Part 44
“Yo~” cengirnya merekah. Lalu, kedipan sebelah mata. “Kenalin, Wen Junhui. Bukan siapa-siapa, so don't bother. Cuma lagi perlu beli obat terus ngeliat Beta cantik ini jaga toko~“
Bila jarak mereka dekat, mungkin Tuan Wen sudah mengecup punggung tangan Tuan Seo. Untungnya (atau sialnya), puntiran telinga lah yang datang kemudian.
“ADEDEDEDEDEH—”
“Tolong dimaafin,” ucap Tuan Kwon pada Tuan Seo, sebelum melanjutkan dengan senyuman dingin. “Aku akan melatihnya lebih baik lagi supaya nggak terulang hal yang sama, Dokter.”
“Aku bukan anjing!” protes Tuan Wen.
“Wag your tail like that again, I'll spay you.”
Mata gelap itu berkilat mengancam. Semua bungkam mendadak. Sambil menggerutu, Tuan Wen membuang muka, balik bersandar ke konter.
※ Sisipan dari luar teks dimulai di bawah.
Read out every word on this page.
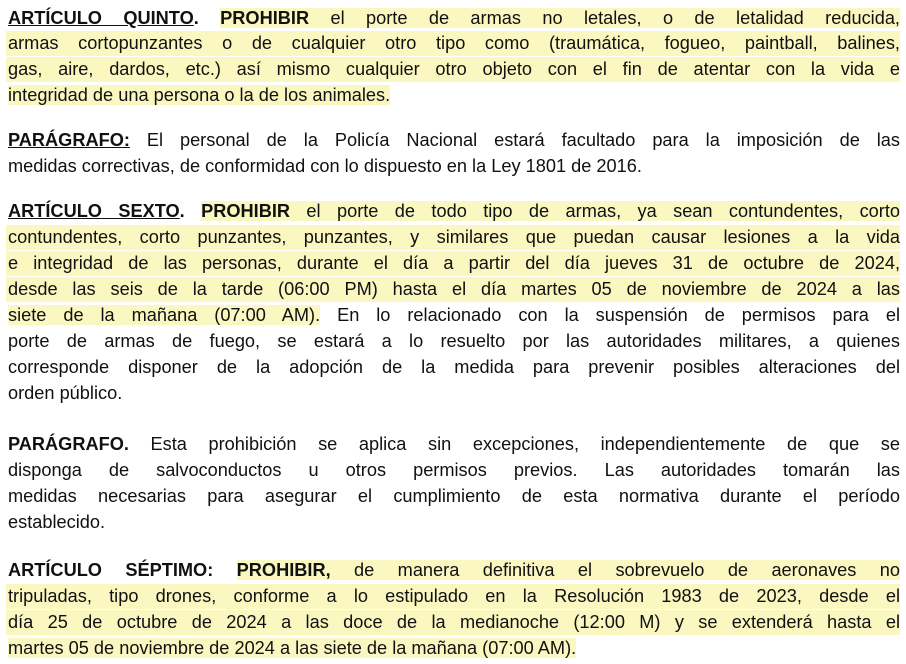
ARTÍCULO QUINTO. PROHIBIR el porte de armas no letales, o de letalidad reducida,
armas cortopunzantes o de cualquier otro tipo como (traumática, fogueo, paintball, balines,
gas, aire, dardos, etc.) así mismo cualquier otro objeto con el fin de atentar con la vida e
integridad de una persona o la de los animales.
PARÁGRAFO: El personal de la Policía Nacional estará facultado para la imposición de las
medidas correctivas, de conformidad con lo dispuesto en la Ley 1801 de 2016.
ARTÍCULO SEXTO. PROHIBIR el porte de todo tipo de armas, ya sean contundentes, corto
contundentes, corto punzantes, punzantes, y similares que puedan causar lesiones a la vida
e integridad de las personas, durante el día a partir del día jueves 31 de octubre de 2024,
desde las seis de la tarde (06:00 PM) hasta el día martes 05 de noviembre de 2024 a las
siete de la mañana (07:00 AM). En lo relacionado con la suspensión de permisos para el
porte de armas de fuego, se estará a lo resuelto por las autoridades militares, a quienes
corresponde disponer de la adopción de la medida para prevenir posibles alteraciones del
orden público.
PARÁGRAFO. Esta prohibición se aplica sin excepciones, independientemente de que se
disponga de salvoconductos u otros permisos previos. Las autoridades tomarán las
medidas necesarias para asegurar el cumplimiento de esta normativa durante el período
establecido.
ARTÍCULO SÉPTIMO: PROHIBIR, de manera definitiva el sobrevuelo de aeronaves no
tripuladas, tipo drones, conforme a lo estipulado en la Resolución 1983 de 2023, desde el
día 25 de octubre de 2024 a las doce de la medianoche (12:00 M) y se extenderá hasta el
martes 05 de noviembre de 2024 a las siete de la mañana (07:00 AM).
Tuan Kwon menghela napas.
“Apa obatnya sudah semua?”
“Oh, saya sudah berikan pada Tuan Wen,” jawab Tuan Seo.
“OK. Good,” lalu, Omega itu menelengkan kepala. “Kim Mingyu. Benar, bukan? Kim Mingyu si anak pungut.”
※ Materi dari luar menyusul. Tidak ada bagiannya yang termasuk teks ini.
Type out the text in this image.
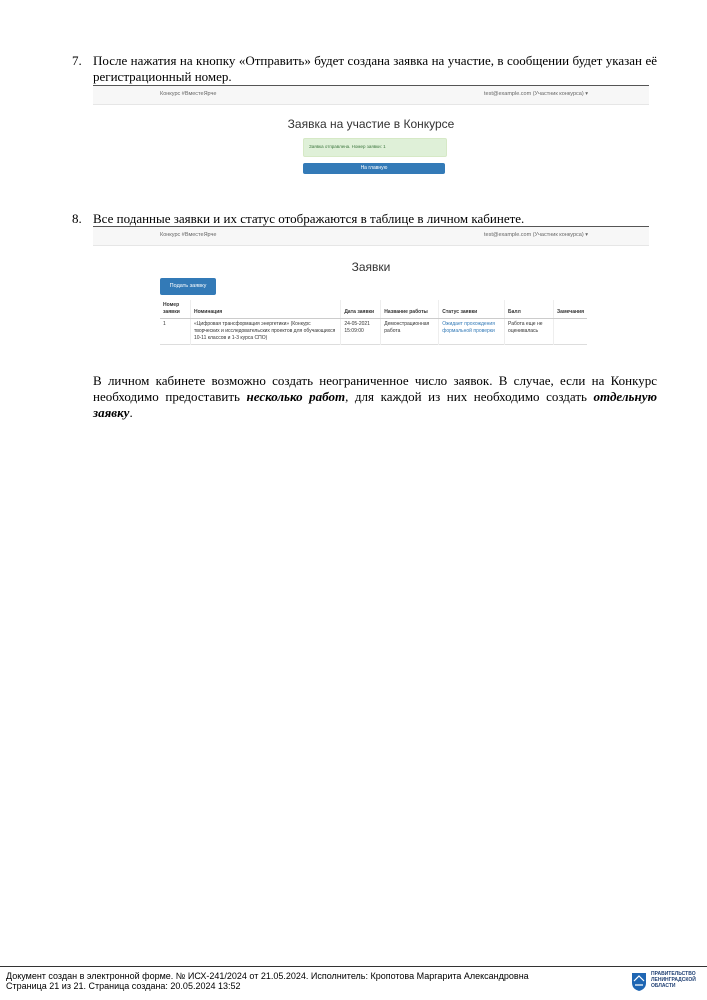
7. После нажатия на кнопку «Отправить» будет создана заявка на участие, в сообщении будет указан её регистрационный номер.
Конкурс #ВместеЯрче	test@example.com (Участник конкурса) ▾
Заявка на участие в Конкурсе
Заявка отправлена. Номер заявки: 1
На главную
8. Все поданные заявки и их статус отображаются в таблице в личном кабинете.
Конкурс #ВместеЯрче	test@example.com (Участник конкурса) ▾
Заявки
Подать заявку
Номер заявки	Номинация	Дата заявки	Название работы	Статус заявки	Балл	Замечания
1	«Цифровая трансформация энергетики» (Конкурс творческих и исследовательских проектов для обучающихся 10-11 классов и 1-3 курса СПО)	24-05-2021 15:09:00	Демонстрационная работа	Ожидает прохождения формальной проверки	Работа еще не оценивалась	
В личном кабинете возможно создать неограниченное число заявок. В случае, если на Конкурс необходимо предоставить несколько работ, для каждой из них необходимо создать отдельную заявку.
Документ создан в электронной форме. № ИСХ-241/2024 от 21.05.2024. Исполнитель: Кропотова Маргарита Александровна
Страница 21 из 21. Страница создана: 20.05.2024 13:52
ПРАВИТЕЛЬСТВО ЛЕНИНГРАДСКОЙ ОБЛАСТИ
Ada sesuatu seperti jarum menusuk jantungnya, membuat dadanya sedikit sakit. Sudah lama tidak ada yang menyebutnya seperti itu. Ia mengulang-ulang di dalam kepala bahwa ia tidak boleh membiarkan emosinya mengambil alih, bahwa bila ia menyakiti orang di hadapannya itu, ia bisa memulai perang dunia lagi.
“Kebetulan. Bawa aku dan Jun ke istana, Kim Mingyu.”
“Istana?” tanyanya.
Kali ini, entah bagaimana, senyuman Tuan Kwon berubah. Lebih hangat, lebih...manusiawi.
“Ada yang perlu aku beritahu ke Kak Cheol.”